Large-format meetings waste people's time.

"Excessive meetings are the blight of big companies and almost always get worse over time. Please get [rid] of all large meetings, unless you're certain they are providing value to the whole audience, in which case keep them very short," he said last year in an email obtained by Jalopnik. 

If you don't need to be in a meeting, leave.

"Walk out of a meeting or drop off a call as soon as it is obvious you aren't adding value. It is not rude to leave, it is rude to make someone stay and waste their time," Musk's email said.

Avoid confusing jargon. 

"Don't use acronyms or nonsense words for objects, software, or processes at Tesla. In general, anything that requires an explanation inhibits communication. We don't want people to have to memorize a glossary just to function at Tesla," he said.

Don't let hierarchical structures make things less efficient.

"Communication should travel via the shortest path necessary to get the job done, not through the 'chain of command'. Any manager who attempts to enforce chain of command communication will soon find themselves working elsewhere," Musk said in his internal letter. 

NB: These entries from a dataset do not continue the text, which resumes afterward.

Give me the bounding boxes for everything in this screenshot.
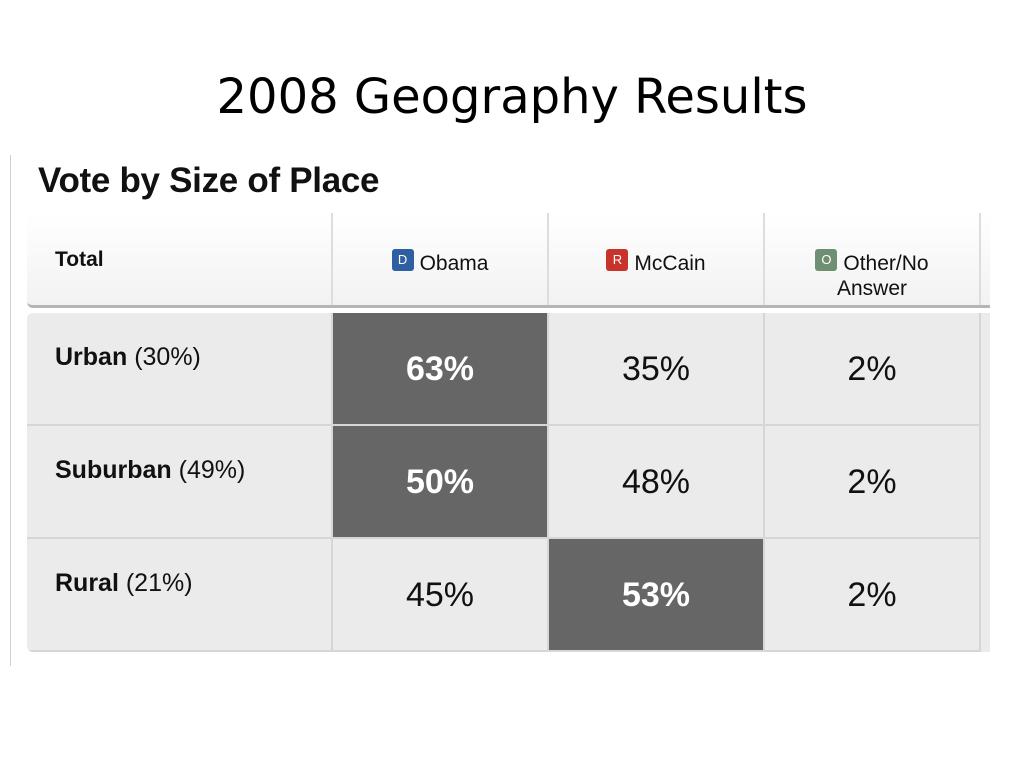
row-category: Urban <box>55 343 128 371</box>
value-cell: 45% <box>333 539 549 652</box>
table-row: Rural (21%) 45% 53% 2% <box>27 539 990 652</box>
value-cell: 35% <box>549 313 765 426</box>
header-mccain-label: McCain <box>634 252 706 275</box>
value-cell: 48% <box>549 426 765 539</box>
header-total-label: Total <box>55 248 104 271</box>
row-category: Suburban <box>55 456 172 484</box>
slide-title: 2008 Geography Results <box>216 69 808 125</box>
table-header-row: Total D Obama R McCain O Other/No Answer <box>27 213 990 308</box>
value-cell: 50% <box>333 426 549 539</box>
header-other-cell: O Other/No Answer <box>765 213 981 305</box>
row-label: Rural (21%) <box>55 569 193 598</box>
row-label-cell: Urban (30%) <box>27 313 333 426</box>
panel-title: Vote by Size of Place <box>38 161 380 200</box>
header-obama-cell: D Obama <box>333 213 549 305</box>
header-other-label-line1: Other/No <box>843 252 929 275</box>
header-other-label-line2: Answer <box>836 277 908 300</box>
row-category: Rural <box>55 569 119 597</box>
table-row: Suburban (49%) 50% 48% 2% <box>27 426 990 539</box>
democrat-badge-icon: D <box>391 249 414 271</box>
other-badge-icon: O <box>815 249 838 271</box>
row-label: Urban (30%) <box>55 343 201 372</box>
row-label: Suburban (49%) <box>55 456 245 485</box>
value-cell: 53% <box>549 539 765 652</box>
row-label-cell: Rural (21%) <box>27 539 333 652</box>
results-table-body: Urban (30%) 63% 35% 2% Suburban (49%) 50% 48% 2… <box>27 313 990 652</box>
left-divider <box>10 155 11 666</box>
value-cell: 63% <box>333 313 549 426</box>
row-share: (30%) <box>134 343 201 371</box>
row-label-cell: Suburban (49%) <box>27 426 333 539</box>
value-cell: 2% <box>765 539 981 652</box>
header-total-cell: Total <box>27 213 333 305</box>
table-row: Urban (30%) 63% 35% 2% <box>27 313 990 426</box>
republican-badge-icon: R <box>606 249 629 271</box>
header-obama-label: Obama <box>419 252 489 275</box>
value-cell: 2% <box>765 313 981 426</box>
row-share: (49%) <box>178 456 246 484</box>
row-share: (21%) <box>125 569 193 597</box>
header-mccain-cell: R McCain <box>549 213 765 305</box>
value-cell: 2% <box>765 426 981 539</box>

If you need to get in touch with someone, do so directly.

"A major source of issues is poor communication between depts. The way to solve this is allow free flow of information between all levels," he said.

"If, in order to get something done between depts, an individual contributor has to talk to their manager, who talks to a director, who talks to a VP, who talks to another VP, who talks to a director, who talks to a manager, who talks to someone doing the actual work, then super dumb things will happen. It must be ok for people to talk directly and just make the right thing happen." 

Don't waste time following silly rules. 

"In general, always pick common sense as your guide. If following a 'company rule' is obviously ridiculous in a particular situation, such that it would make for a great Dilbert cartoon, then the rule should change." 

Got an injury? Call a cab. 

Tesla sent workers with severe injuries to the emergency room in the back of Lyfts and other personal cars, not ambulances, according to a report from Reveal last year. Tesla declined to comment. 

Don't leak to the press under any circumstances. 

In an email leaked to the press last month, Musk rallied against leaking to the press - under any circumstances.

"As an employee and a shareholder, each of us has a responsibility to safeguard all information and technology we use and generate every day," Musk said.

"Tesla will take action against those who improperly leak proprietary business information or violate the non-disclosure obligations to which we all agreed. This includes termination of employment, claims for damages, and even criminal charges."

He went on to list a bunch of examples in which Tesla staff were fired for leaking, including on social media. 

Musk is known to be ruthless. 

Elon Musk was so prone to firing sprees that Tesla employees were told not to walk past his desk in case it jeopardized their career, according to an explosive Wired article published last year. One source told Wired that they coined a term for Musk's outbursts: "Elon's rage firings."